- High school yearbook photo of Margaret Merrill Sloane, from 1961
- Born: Margaret Merrill Sloane October 18, 1943 Bryn Mawr, Pennsylvania, U.S.
- Died: May 11, 2009 (aged 65) Peabody, Massachusetts, U.S.
- Other name: Peggy Sloane Wallace
- Occupation: Television writer

= Peggy Sloane =

American writer (1943–2009)

Peggy Sloane (October 18, 1943 – May 11, 2009) was an American television soap opera script writer for more than 23 years, until 1999. She won two Daytime Emmy Awards and a Writers Guild of America Award for her work.

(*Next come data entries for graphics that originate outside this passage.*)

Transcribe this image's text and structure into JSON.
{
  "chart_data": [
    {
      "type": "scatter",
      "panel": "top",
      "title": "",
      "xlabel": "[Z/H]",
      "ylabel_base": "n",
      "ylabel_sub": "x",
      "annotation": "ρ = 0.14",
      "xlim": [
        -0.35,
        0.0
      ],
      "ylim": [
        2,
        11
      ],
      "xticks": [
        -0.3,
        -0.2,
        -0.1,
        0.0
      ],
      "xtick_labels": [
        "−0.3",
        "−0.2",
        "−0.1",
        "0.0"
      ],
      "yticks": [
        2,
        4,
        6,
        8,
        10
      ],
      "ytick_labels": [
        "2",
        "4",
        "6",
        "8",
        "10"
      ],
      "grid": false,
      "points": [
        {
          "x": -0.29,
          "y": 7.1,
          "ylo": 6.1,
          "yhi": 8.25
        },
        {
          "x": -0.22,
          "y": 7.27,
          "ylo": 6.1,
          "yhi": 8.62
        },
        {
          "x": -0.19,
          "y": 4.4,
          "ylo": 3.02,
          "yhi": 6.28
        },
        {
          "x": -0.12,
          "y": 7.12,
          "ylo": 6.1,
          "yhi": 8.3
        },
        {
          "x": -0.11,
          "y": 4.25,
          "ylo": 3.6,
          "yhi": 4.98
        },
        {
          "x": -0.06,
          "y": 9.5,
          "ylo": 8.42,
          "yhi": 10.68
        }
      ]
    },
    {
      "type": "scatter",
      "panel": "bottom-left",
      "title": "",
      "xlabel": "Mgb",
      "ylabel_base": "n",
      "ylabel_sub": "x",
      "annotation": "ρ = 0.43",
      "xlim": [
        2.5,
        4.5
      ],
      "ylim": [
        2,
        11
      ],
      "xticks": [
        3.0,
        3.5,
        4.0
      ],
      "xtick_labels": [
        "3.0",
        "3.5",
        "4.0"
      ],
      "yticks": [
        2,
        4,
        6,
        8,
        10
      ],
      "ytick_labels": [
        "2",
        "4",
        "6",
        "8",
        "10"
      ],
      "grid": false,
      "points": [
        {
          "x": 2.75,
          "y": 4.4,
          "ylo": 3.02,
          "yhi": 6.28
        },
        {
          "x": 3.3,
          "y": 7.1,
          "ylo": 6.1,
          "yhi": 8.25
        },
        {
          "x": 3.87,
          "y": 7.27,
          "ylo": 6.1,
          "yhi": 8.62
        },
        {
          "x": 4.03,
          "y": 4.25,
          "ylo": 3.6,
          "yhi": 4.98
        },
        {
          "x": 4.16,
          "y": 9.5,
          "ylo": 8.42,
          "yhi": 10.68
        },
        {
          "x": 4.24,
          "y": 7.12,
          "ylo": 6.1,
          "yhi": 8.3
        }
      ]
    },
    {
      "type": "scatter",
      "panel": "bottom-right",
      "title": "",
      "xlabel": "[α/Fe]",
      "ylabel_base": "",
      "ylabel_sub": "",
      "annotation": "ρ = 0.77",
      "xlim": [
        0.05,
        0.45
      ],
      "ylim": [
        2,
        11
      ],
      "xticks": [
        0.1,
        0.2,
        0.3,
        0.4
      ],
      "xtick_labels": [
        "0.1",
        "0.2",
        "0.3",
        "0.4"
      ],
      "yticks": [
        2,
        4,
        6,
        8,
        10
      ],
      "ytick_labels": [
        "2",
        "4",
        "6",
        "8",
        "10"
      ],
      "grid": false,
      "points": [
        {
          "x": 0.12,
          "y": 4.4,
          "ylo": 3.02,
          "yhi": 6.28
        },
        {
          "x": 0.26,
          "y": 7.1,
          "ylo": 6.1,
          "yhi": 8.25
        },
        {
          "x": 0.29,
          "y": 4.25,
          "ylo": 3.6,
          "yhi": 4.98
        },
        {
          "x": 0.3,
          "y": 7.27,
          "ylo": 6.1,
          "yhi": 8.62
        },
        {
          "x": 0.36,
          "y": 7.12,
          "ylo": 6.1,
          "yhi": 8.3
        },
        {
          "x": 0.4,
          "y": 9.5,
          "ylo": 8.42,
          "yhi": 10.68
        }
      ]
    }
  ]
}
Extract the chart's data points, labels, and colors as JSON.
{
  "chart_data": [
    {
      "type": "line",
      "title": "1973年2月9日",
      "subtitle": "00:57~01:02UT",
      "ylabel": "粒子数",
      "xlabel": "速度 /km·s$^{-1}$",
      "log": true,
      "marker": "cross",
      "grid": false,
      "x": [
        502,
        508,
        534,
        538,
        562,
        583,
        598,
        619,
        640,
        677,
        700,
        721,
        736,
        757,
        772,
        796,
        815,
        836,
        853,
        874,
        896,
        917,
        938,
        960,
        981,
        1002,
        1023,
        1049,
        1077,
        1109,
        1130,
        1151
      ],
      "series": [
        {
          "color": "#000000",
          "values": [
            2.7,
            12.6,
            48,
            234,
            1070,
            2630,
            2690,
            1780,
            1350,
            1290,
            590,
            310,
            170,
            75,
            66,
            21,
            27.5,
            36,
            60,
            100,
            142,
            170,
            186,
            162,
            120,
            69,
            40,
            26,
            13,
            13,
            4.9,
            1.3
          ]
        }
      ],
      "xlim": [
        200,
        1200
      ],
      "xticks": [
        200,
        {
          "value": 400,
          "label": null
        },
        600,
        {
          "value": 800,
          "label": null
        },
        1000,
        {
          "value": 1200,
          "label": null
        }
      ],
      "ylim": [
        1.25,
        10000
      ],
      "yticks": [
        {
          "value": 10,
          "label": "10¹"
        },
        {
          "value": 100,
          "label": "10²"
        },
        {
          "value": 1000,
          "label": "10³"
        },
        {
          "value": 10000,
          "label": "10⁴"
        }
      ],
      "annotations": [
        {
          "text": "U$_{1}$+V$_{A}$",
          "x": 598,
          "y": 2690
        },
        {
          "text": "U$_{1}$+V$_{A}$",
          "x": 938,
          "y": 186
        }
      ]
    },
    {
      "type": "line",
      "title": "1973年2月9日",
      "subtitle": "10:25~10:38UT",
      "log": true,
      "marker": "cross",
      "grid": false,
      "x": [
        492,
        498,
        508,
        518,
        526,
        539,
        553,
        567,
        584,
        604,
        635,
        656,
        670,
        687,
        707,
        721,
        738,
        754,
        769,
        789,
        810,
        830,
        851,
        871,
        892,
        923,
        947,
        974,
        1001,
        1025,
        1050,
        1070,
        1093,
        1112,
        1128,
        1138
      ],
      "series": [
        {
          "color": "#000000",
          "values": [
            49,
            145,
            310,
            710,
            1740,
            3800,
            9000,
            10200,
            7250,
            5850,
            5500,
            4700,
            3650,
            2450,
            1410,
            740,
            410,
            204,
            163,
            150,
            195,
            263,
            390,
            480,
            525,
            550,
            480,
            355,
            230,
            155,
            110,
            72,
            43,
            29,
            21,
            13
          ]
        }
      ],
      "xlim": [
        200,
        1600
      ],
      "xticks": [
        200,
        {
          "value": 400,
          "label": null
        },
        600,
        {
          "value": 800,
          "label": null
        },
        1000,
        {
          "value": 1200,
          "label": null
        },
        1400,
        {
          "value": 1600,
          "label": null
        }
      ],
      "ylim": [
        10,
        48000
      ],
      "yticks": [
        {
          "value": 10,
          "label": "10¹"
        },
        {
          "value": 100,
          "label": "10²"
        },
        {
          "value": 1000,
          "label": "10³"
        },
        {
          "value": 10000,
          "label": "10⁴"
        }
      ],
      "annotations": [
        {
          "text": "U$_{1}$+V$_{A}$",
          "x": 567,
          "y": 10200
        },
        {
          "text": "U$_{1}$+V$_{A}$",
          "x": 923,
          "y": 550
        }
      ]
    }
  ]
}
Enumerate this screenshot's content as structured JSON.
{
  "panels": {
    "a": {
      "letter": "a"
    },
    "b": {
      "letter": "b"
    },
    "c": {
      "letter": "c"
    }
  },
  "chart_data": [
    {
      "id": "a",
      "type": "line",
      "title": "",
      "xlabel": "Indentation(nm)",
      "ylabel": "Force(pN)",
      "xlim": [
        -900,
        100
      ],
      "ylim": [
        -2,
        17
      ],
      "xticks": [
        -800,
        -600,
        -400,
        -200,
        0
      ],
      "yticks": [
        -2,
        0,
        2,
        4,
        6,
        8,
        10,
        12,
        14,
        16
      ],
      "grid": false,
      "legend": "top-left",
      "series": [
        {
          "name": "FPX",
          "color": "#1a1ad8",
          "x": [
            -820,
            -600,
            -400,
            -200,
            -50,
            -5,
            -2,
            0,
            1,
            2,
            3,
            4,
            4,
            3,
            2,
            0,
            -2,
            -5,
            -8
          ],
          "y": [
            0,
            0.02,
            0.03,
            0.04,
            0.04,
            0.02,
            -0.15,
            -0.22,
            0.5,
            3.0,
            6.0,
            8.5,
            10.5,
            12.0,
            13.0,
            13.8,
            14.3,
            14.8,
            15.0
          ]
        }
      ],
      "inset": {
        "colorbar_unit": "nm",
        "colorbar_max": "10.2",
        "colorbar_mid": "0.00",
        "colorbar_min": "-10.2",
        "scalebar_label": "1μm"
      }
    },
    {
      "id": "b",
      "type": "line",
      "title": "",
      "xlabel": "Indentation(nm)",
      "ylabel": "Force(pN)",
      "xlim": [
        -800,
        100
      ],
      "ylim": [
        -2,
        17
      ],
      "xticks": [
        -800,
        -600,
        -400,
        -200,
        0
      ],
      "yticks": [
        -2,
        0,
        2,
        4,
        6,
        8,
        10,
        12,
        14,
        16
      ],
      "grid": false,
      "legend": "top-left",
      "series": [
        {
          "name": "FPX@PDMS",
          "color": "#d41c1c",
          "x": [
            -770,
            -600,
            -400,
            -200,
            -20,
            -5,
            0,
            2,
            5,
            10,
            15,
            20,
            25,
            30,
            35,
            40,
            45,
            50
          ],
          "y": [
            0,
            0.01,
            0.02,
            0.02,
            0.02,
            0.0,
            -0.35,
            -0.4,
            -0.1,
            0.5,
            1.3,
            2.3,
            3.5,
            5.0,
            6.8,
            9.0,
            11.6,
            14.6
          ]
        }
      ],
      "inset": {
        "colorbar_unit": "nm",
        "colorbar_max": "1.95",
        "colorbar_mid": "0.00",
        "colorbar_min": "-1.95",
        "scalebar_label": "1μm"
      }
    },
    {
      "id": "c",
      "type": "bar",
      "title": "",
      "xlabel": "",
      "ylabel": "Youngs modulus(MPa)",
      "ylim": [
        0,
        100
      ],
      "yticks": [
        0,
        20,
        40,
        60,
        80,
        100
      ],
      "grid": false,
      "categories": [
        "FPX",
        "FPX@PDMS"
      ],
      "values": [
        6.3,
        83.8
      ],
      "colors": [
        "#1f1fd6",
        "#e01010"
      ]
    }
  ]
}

== Early life and education ==
Margaret Merrill "Peggy" Sloane was born in Bryn Mawr, Pennsylvania, the daughter of Joseph Curtis Sloane Jr. and Marjorie Merrill Sloane. Her father was an art historian and college professor. She graduated from Chapel Hill High School in North Carolina in 1961, and in 1965 graduated from Wellesley College, where she was elected to Phi Beta Kappa, was a Durant Scholar, and won the Judith Brown Cook Prize in English.

==Career==
Sloane was a writer or co-writer on several television programs, especially soap operas, including Hocus Focus (TV series) (1979-1980), Capitol (1982–1987), All My Children (1987–1989, 1997–1998), Another World (1990–1992, head writer 1992–1994), Guiding Light (1994–1995), One Life to Live (1995-1996, co-head-writer 1996-1997), and As the World Turns (1998–1999). She won Daytime Emmy Awards in 1988 and 1998 for the writing on All My Children, and was nominated in 1994 and 2000 for writing on Another World and As the World Turns, respectively. She also won a Writers Guild of America Award in 1999, for All My Children, and was nominated six other times. Sloane was known for handling storylines with sensitive themes, such as a character learning he has bipolar disorder.

==Head writing tenure==

| Preceded byDonna Swajeski | Head writer of Another World (with Samuel D. Ratcliffe) November 30, 1992 – November 18, 1994 | Succeeded byCarolyn Culliton |
| Preceded byMichael Malone | Head writer of One Life to Live (with Jean Passanante) (with Leah Laiman: April 1, 1996 – December 27, 1996) April 1, 1996 – June 27, 1997 | Succeeded byClaire Labine Matthew Labine |

== Personal life ==
Sloane was married to businessman David Wallace. She died in 2009, after living more than a decade with Alzheimer's disease, in Peabody, Massachusetts.